I realized that no law or paper could define my worth. During that time and still today, it makes no sense to me that legislators who know nothing about my story, my life, or who I am are able to make choices about how I get to live my life. It was this that made me get involved with politics.
I got involved with IGNITE at the age of 15. I started learning about how the political system works, how people can directly influence it and how policy has a direct effect on the resources my community has access to. With this knowledge, I learned that I could directly impact the issue areas that I cared about, one of the main ones being immigration. IGNITE prepared me to have the courage to share my story and my testimony in spaces where it hasn't always been heard. In 2014, I interned in the office of then-Senator Kamala D. Harris (CA) in Washington, D.C., and I took this as an opportunity to share the needs of my communities. Today, I work alongside detained community members in ICE custody. Much of my work in this space has been making sure that the testimony and experience of directly impacted folks is what is shaping change, policy and the closure of detention centers.

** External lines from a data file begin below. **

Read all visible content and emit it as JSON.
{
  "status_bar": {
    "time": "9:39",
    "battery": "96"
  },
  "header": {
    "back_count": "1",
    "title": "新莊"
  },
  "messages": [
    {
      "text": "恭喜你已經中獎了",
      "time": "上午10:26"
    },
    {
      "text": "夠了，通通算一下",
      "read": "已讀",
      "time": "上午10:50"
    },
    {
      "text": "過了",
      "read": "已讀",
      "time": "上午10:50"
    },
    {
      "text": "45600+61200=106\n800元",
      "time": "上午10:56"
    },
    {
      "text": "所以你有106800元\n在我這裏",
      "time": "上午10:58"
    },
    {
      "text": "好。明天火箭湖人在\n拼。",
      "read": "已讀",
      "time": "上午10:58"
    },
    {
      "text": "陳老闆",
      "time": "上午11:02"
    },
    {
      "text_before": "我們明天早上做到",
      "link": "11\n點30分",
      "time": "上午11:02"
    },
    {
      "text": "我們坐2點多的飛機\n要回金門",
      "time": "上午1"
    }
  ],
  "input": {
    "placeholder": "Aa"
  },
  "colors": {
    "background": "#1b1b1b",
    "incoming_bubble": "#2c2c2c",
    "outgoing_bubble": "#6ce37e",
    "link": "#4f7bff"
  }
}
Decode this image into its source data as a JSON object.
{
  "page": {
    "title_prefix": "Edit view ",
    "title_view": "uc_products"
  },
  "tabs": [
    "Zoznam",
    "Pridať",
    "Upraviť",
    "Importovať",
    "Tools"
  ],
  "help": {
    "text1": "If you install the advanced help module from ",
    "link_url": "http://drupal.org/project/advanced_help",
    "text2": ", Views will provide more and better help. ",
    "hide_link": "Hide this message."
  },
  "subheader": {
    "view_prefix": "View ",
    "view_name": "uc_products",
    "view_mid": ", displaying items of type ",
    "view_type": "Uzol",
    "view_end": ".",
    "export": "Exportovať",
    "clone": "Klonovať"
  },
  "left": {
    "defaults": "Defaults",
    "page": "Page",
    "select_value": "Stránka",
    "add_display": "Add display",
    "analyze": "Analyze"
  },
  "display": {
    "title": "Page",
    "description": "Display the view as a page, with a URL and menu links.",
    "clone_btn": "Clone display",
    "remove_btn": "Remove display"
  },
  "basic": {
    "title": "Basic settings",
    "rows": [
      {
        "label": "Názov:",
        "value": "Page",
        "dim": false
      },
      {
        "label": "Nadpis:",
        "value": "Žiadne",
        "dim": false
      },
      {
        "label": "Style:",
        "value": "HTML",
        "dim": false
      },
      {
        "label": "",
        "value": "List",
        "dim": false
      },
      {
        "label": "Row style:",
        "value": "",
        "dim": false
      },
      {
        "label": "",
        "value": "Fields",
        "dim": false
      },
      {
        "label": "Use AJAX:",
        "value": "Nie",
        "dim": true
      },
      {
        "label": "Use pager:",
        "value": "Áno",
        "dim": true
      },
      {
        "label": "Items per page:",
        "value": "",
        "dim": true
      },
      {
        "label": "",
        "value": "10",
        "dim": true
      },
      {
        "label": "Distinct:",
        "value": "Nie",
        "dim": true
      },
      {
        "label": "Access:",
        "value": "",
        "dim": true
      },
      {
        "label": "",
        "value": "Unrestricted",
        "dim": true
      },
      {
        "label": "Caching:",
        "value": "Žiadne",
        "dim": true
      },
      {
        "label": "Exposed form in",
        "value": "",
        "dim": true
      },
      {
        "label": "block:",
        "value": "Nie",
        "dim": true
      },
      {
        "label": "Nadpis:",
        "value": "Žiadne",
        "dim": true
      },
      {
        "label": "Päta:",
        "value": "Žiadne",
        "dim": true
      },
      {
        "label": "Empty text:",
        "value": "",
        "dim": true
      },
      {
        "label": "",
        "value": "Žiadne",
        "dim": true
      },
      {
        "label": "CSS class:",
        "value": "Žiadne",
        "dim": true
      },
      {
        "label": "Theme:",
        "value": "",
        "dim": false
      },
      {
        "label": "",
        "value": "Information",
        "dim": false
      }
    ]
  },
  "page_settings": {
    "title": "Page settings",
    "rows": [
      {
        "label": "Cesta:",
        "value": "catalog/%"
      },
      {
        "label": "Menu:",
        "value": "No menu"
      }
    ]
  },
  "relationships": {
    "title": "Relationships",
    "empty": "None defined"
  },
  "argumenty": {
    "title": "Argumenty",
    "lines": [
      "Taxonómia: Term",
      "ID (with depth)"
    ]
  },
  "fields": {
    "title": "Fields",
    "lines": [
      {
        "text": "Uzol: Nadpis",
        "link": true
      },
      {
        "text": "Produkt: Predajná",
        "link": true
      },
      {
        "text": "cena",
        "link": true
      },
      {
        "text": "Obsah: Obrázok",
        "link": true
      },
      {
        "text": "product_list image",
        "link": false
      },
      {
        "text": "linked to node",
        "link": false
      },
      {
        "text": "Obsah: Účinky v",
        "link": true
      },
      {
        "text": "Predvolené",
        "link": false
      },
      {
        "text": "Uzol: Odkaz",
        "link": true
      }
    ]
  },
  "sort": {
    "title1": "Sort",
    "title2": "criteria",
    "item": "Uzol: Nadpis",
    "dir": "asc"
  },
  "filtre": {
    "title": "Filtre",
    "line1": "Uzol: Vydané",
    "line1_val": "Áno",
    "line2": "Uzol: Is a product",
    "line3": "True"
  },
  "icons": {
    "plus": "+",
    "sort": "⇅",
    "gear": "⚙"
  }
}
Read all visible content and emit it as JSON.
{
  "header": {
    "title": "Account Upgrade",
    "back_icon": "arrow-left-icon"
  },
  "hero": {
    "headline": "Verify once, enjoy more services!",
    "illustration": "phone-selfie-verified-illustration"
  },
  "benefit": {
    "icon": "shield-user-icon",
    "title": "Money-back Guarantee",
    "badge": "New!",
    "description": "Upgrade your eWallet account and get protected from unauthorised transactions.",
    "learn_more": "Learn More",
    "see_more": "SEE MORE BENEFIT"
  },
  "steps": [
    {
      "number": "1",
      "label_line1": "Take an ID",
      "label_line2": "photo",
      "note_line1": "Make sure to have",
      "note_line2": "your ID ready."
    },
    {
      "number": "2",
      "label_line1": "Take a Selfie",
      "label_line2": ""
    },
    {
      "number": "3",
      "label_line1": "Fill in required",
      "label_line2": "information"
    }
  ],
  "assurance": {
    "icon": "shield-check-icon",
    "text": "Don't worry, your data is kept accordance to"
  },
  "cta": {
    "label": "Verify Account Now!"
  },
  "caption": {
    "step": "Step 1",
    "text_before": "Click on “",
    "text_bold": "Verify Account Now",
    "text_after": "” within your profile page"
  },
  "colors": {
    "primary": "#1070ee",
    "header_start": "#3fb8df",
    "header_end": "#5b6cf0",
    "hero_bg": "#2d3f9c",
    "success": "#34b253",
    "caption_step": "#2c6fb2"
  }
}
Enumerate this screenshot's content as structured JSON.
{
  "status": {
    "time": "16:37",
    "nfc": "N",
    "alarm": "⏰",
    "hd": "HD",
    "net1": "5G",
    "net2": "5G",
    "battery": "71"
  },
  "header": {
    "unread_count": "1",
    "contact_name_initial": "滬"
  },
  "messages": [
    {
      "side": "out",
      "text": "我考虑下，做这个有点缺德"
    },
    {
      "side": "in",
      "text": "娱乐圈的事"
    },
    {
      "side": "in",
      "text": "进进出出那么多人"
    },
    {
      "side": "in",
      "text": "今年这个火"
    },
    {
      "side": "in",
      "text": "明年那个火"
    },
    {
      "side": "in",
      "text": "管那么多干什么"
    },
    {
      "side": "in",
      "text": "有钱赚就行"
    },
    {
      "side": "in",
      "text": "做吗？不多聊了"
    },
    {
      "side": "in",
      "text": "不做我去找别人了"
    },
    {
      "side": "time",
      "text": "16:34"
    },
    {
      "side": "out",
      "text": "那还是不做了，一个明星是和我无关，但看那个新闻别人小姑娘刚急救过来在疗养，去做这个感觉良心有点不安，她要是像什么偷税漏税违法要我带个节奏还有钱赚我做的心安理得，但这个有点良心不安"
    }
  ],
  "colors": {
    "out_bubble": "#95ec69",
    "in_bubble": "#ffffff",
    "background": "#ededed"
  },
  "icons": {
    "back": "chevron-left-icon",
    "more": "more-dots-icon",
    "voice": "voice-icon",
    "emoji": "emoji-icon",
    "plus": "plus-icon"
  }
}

To say that my journey with policy and politics has been a rocky one is an understatement. It feels that the needs of our communities are only considered when they are added to a political agenda to win an election – especially immigration. DACA was launched in 2012, but it only served as a poor bandaid to the larger issue of immigraiton and the needs of our immigrant community. It left out so many undocumented people and further added to the narrative of a “good” and “bad” immigrant. DACA had a mixed impact in the community. I have DACA, and while it has helped me in obtaining secure employment that has translated to me having access to health care, being able to travel abroad (with limitations), and having access to resources that I couldn't otherwise access, I wish that all 11.3 million immigrants in our immigrant community had access to all of these things, too.
DACA is in limbo once again as it awaits a decision from the Fifth Circuit Court and with the midterms around the corner, immigration will continue to be a policy issue that candidates cannot ignore any longer. It will also be an issue that will continue to mobilize people to show up to the polls. While I cannot vote, I have remained involved in influencing policy and making sure that candidates remain held accountable for the promises they make to our communities. This November, I hope that the young women who do have the right to vote make their voices heard at the ballot box.
Since I was 13, I've known that the law won't save my community, but I know it has and will continue to have a great impact on us and on how we live our daily lives. Our immigrant community will continue to exist in this country unapologetically beyond the existence of programs like DACA and we will continue to fight for all the things our communities need and deserve. Our community will continue the work in all the issue areas that affect our communities to make sure that the voices of those directly affected by these issues are heard at the polls and in all necessary spaces to see change.
Note: As a non-partisan organization, IGNITE does not endorse candidates, parties or specific policies shared in the midterm election blog series. The series is an opportunity for IGNITE women to spotlight the issues and perspectives driving their vote in November.